As I Suspected, Kamala’s Campaign Was Antisemitic All Along
Kamala Harris’s selection of Tim Walz as her running mate never made any sense, and he was undeniably a disaster. Many conservatives were worried she’d pick Josh Shapiro, the popular governor of Pennsylvania. I never believed she would because of how antisemitic the Democratic Party has become since the Obama era. Between his open support of Israel and outspokenness against Hamas, he was never a good fit for the party.
According to Kamala’s campaign memoir, 107 Days, Shapiro was taken out of consideration because he “wanted to be too involved in the presidency should they win,” adding, “I told him bluntly that was an unrealistic expectation. A vice president is not a co-president.” She wrote that she had “a nagging concern that he would be unable to settle for a role as number two and that it would wear on our partnership.” Kamala alleged that during their interview, Shapiro attempted to dominate the discussion by insisting on being “in the room for every decision.”
Personally, I never believed that story. I always suspected that deep down, antisemitism played a role. And Shapiro has now confirmed it.
Shapiro, who is considered by some analysts a potential candidate for the 2028 Democratic nomination, made clear he has no intention of letting Kamala rewrite history of what happened during the vetting process, and has now published his own memoir, Where We Keep the Light: Stories from a Life of Service, in which he revealed the blatant antisemitism within Kamala’s campaign operation.
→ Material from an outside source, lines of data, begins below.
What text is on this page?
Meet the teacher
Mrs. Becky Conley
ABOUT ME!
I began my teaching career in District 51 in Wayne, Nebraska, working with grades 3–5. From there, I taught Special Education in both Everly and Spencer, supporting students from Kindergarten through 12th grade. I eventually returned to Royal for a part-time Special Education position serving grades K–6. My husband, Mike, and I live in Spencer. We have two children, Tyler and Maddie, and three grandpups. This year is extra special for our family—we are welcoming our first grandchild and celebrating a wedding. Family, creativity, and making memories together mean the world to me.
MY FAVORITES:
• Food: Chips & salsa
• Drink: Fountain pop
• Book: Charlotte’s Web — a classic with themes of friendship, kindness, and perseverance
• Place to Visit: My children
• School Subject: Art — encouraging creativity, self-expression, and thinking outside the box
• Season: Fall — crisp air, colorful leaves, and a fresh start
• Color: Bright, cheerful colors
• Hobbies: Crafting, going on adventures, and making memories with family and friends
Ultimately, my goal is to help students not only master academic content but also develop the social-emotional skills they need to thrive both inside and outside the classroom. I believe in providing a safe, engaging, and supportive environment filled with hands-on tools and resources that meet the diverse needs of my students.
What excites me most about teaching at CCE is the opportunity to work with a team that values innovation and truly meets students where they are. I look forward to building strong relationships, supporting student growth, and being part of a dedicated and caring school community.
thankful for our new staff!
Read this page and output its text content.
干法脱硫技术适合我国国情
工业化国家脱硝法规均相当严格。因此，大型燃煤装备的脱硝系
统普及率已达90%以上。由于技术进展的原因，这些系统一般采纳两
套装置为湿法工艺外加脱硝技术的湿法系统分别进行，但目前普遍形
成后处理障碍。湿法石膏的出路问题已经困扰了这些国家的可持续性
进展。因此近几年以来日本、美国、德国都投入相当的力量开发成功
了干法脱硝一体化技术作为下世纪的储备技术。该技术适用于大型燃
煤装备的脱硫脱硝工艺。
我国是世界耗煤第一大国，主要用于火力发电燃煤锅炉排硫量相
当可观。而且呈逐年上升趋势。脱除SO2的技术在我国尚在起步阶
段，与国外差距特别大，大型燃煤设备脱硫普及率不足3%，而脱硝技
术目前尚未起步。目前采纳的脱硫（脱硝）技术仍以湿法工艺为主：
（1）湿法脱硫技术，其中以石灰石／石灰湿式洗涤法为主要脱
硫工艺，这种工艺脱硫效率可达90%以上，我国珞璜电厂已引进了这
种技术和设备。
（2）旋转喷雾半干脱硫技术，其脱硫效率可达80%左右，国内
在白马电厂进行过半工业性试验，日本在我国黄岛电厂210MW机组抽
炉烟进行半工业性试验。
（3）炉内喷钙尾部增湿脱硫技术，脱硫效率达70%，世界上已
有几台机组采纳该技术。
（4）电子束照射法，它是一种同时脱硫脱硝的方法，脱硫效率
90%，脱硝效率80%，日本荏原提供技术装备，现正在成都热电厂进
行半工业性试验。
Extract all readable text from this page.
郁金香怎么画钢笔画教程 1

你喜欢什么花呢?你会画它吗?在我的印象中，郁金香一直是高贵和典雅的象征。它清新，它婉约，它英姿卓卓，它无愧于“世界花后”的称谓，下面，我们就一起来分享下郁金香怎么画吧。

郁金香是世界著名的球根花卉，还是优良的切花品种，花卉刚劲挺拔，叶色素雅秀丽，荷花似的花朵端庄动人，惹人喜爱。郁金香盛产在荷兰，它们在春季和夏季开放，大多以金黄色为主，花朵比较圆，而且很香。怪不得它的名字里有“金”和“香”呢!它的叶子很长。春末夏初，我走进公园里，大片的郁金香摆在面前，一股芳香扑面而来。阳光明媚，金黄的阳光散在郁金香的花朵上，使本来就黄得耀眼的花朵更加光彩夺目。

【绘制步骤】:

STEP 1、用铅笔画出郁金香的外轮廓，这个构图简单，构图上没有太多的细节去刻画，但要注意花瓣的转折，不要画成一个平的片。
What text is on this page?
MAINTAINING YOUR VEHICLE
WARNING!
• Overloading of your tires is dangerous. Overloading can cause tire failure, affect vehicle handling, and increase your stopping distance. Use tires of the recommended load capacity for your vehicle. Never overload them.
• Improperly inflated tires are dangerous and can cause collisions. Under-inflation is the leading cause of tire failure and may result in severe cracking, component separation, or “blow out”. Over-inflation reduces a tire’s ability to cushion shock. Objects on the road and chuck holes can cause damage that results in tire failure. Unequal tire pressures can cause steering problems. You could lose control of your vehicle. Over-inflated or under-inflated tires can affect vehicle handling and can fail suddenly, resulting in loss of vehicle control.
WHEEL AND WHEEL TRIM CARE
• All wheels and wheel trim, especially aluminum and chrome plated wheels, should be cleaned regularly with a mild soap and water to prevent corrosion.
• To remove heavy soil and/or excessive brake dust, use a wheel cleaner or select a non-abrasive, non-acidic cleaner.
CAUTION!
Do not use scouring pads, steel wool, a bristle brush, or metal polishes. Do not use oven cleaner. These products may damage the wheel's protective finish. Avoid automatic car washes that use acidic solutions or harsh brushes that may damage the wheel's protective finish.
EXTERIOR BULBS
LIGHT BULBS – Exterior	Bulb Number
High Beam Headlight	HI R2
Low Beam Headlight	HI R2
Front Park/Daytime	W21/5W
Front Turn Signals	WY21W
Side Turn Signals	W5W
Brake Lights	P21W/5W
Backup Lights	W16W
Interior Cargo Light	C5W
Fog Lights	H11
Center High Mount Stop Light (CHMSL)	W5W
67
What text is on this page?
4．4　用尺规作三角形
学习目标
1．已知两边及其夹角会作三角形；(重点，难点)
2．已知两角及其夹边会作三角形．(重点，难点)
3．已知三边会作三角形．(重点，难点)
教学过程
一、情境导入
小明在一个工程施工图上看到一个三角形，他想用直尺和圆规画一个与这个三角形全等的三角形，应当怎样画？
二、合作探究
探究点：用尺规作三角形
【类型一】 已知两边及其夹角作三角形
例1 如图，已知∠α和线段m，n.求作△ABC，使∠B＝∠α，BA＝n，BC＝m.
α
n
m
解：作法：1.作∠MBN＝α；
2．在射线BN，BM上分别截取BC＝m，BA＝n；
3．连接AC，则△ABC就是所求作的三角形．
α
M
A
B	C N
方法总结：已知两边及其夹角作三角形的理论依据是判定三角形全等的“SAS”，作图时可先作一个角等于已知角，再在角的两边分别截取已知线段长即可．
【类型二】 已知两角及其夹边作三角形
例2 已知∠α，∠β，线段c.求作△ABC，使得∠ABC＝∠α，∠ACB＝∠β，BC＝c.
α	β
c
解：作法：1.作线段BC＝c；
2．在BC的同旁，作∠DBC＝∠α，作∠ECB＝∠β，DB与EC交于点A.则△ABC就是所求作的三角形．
Shapiro was the only Jewish candidate on the shortlist. During the vetting, Dana Remus, Joe Biden’s former White House counsel, working as a senior member of Kamala’s team, asked him a shocking question. “Have you ever been an agent of the Israeli government?” Shapiro writes that he found the question deeply offensive and interpreted it as essentially asking whether he had been a double agent for Israel. When he objected, Remus told him the team was “just doing its job” and then asked whether he had ever communicated with an Israeli undercover agent. Shapiro shot back with sarcasm. “If they were undercover, how the hell would I know?”
The question tracks a longstanding antisemitic stereotype that Jews are inherently disloyal to their own country or secretly working for Israel.
Shapiro describes himself as a pro-Israel governor and says Remus “was just doing her job,” but he makes clear what he thinks about the people who instructed her to ask it. The fact that she asked or was instructed to ask “said a lot about some of the people around the VP,” he writes. He was also pressed on whether he would apologize for prior comments about University of Pennsylvania protesters who built encampments opposing Israel’s military campaign in Gaza and who, in some cases, intimidated Jewish students. Shapiro writes that “It nagged at me that their questions weren’t really about substance. Rather, they were questioning my ideology, my approach, my world view.” (RELATED: Here’s How Obama and Biden Made the Democrats the Antisemitic Party)
The final straw came when Remus told him the vice presidency “might be a financial burden for him and his wife.” Shapiro responded by asking, “Are you trying to convince me not to do this?” He says that suggestion led him to decide he wanted nothing more to do with the vice-presidential selection process under Kamala.
By the sounds of it, the vetting of Shapiro was just for show, and he was never truly considered. An obvious reason for that is his Jewish faith.
And it’s a bigger problem in the party establishment than people realize.
Aaron Keyak, former deputy special envoy to monitor and combat antisemitism at the State Department and a board member of the Combat Antisemitism Movement, told ABC News on Monday that he was surprised at “how blatant the rhetoric was when it comes to playing into antisemitic tropes.”
“What’s even the point of asking that question in that way? Were they trying to send some sort of message to Gov. Shapiro? Were they trying to intimidate him?” Keyak said.
Keyak, who is Jewish, said he had also been asked questions during the vetting process for his own Biden administration State Department role that he later heard non-Jewish appointees were not. He said he was not able to share the specifics of the questions, but that the implications of the questions were similar to what Shapiro had allegedly been asked.
The Democratic Party can no longer hide behind hollow slogans about tolerance while harboring antisemitism within its ranks. What happened to Shapiro isn’t an isolated scandal—it’s a symptom of a deeper disease festering at the core of the modern left.